24-08-05 21:45  Re: Okręt "Wodnik' - relacja cz.3
97 



Na Forum:
Galerie - 2


W Rupieciarni:
Do poprawienia - 1
 

Syzyf -> po prostu jeden wielki szacuneczek!!! powala nie tylko na kolana...

 
24-08-05 22:22  Re: Okręt "Wodnik' - relacja cz.3
Michał 

 

Piękny model. Może jeszcze nie miałem swojej relacji z budowy modelu, ale caly czas sledze poczynania Konradusow. WODNIK bedzie modelem którego (mam nadzieje) niedługo rozpocznę kleić.SyzyF mam prośbę, czy można by umieścić tutaj link do wczesniejszych czesci relacji z budowy tego modelu? Beda zapewne mi bardzo pomocne. pozdrawiam

 
24-08-05 22:22  Re: Okręt "Wodnik' - relacja cz.3
Michał 

 

Oj przepraszam, znalazłem. Jak wół jest napisane:)

 
24-08-05 22:31  Re: Okręt "Wodnik' - relacja cz.3
Batonus 



Na Forum:
Relacje w toku - 12
Relacje z galerią - 25
Galerie - 16


W Rupieciarni:
Do poprawienia - 1


 - 10

Grupa: QWKAK

Nie, no po prostu MOC z kosmosu... taka relacja!
Wydaj to Waść jako poradnik drukiem i koś kasę za prawa autorskie!

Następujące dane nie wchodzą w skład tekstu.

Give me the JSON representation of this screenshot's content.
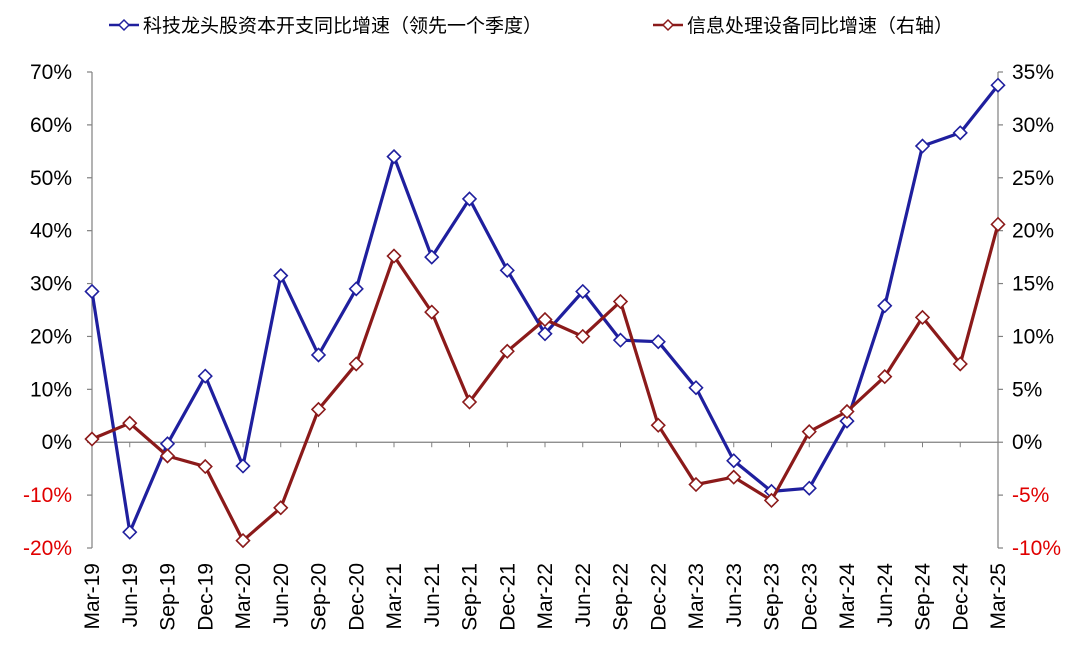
{
  "chart_data": {
    "type": "line",
    "categories": [
      "Mar-19",
      "Jun-19",
      "Sep-19",
      "Dec-19",
      "Mar-20",
      "Jun-20",
      "Sep-20",
      "Dec-20",
      "Mar-21",
      "Jun-21",
      "Sep-21",
      "Dec-21",
      "Mar-22",
      "Jun-22",
      "Sep-22",
      "Dec-22",
      "Mar-23",
      "Jun-23",
      "Sep-23",
      "Dec-23",
      "Mar-24",
      "Jun-24",
      "Sep-24",
      "Dec-24",
      "Mar-25"
    ],
    "series": [
      {
        "name": "科技龙头股资本开支同比增速（领先一个季度）",
        "axis": "left",
        "color": "#1f1f9e",
        "values": [
          28.5,
          -17,
          -0.3,
          12.5,
          -4.5,
          31.5,
          16.5,
          29,
          54,
          35,
          46,
          32.5,
          20.5,
          28.5,
          19.3,
          19,
          10.3,
          -3.5,
          -9.3,
          -8.7,
          4,
          25.8,
          56,
          58.5,
          67.5
        ]
      },
      {
        "name": "信息处理设备同比增速（右轴）",
        "axis": "right",
        "color": "#8b1a1a",
        "values": [
          0.3,
          1.8,
          -1.3,
          -2.3,
          -9.3,
          -6.2,
          3.1,
          7.4,
          17.6,
          12.3,
          3.8,
          8.6,
          11.6,
          10.0,
          13.3,
          1.6,
          -4.0,
          -3.3,
          -5.5,
          1.0,
          2.9,
          6.2,
          11.8,
          7.4,
          20.6
        ]
      }
    ],
    "y_left": {
      "min": -20,
      "max": 70,
      "step": 10,
      "tick_labels": [
        "-20%",
        "-10%",
        "0%",
        "10%",
        "20%",
        "30%",
        "40%",
        "50%",
        "60%",
        "70%"
      ]
    },
    "y_right": {
      "min": -10,
      "max": 35,
      "step": 5,
      "tick_labels": [
        "-10%",
        "-5%",
        "0%",
        "5%",
        "10%",
        "15%",
        "20%",
        "25%",
        "30%",
        "35%"
      ]
    },
    "grid": false,
    "legend_position": "top-center",
    "label_colors": {
      "positive": "#000000",
      "negative": "#e00000"
    },
    "marker": "diamond-open"
  }
}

Fejs - zbuk: Tomek Szejnoch, w robocie: Cutty Sark
Zazdroszczę owadom - w makro są doskonałe.

 
24-08-05 23:19  Re: Okręt "Wodnik' - relacja cz.3
Michał 

 

Przejżałem całość relacji waszmości... Już nie mam pytań... Modelarz początkujący, jak jam jest, w niemoc popaść może, po skończeniu czytania... Relacja twa zajęła honorowe miejsce na podium "ulubionych". W sumie po krotkim zastanowieniu, nie nazwałbym tego relacją. To po prostu profesjonalny opis budowy żaglowca. Batonus ma rację. Wydać jako poradnik i poradnikiem nazywać, wszak już nie relacja to jest , jeno kurs mistrzowskiego sklejania. Coś pięknego... Aż chce się zanucić pieśń bitewną, która za czasów lat 90' w TV co niedziele była puszczana, podczas intro do "Magazynu Morze"

"Victory, we fight to win
Victory is ours again
We are the scourge of the land and sea
Beastly pirates are we."


Jeszcze raz gratuluje...

 
27-08-05 11:43  Re: Okręt
Syzyf 



Na Forum:
Relacje w toku - 4


 - 1

Dzięki za, jakże miłe moim oczom, słowa ;-)
Batonus - czyżbyś coś szykował:-; ? Bo jeśli ktoś ma wydawać poradnik i zbierać kasę, to Ty powinieneś zrobić to pierwszy. Twoje relacje są świetne i wiele można podpatrzyć. Ja bym kupił :D

Co do mnie, to trochę mam opory podając szczegóły wykonania elementów, bo wydaje mi się, że zabieram komuś trochę radości z odkrywania swoich wynalazków. Taki gotowiec jednak trochę człowieka ukierunkowuje. Ale skoro do tej pory nie było protestów...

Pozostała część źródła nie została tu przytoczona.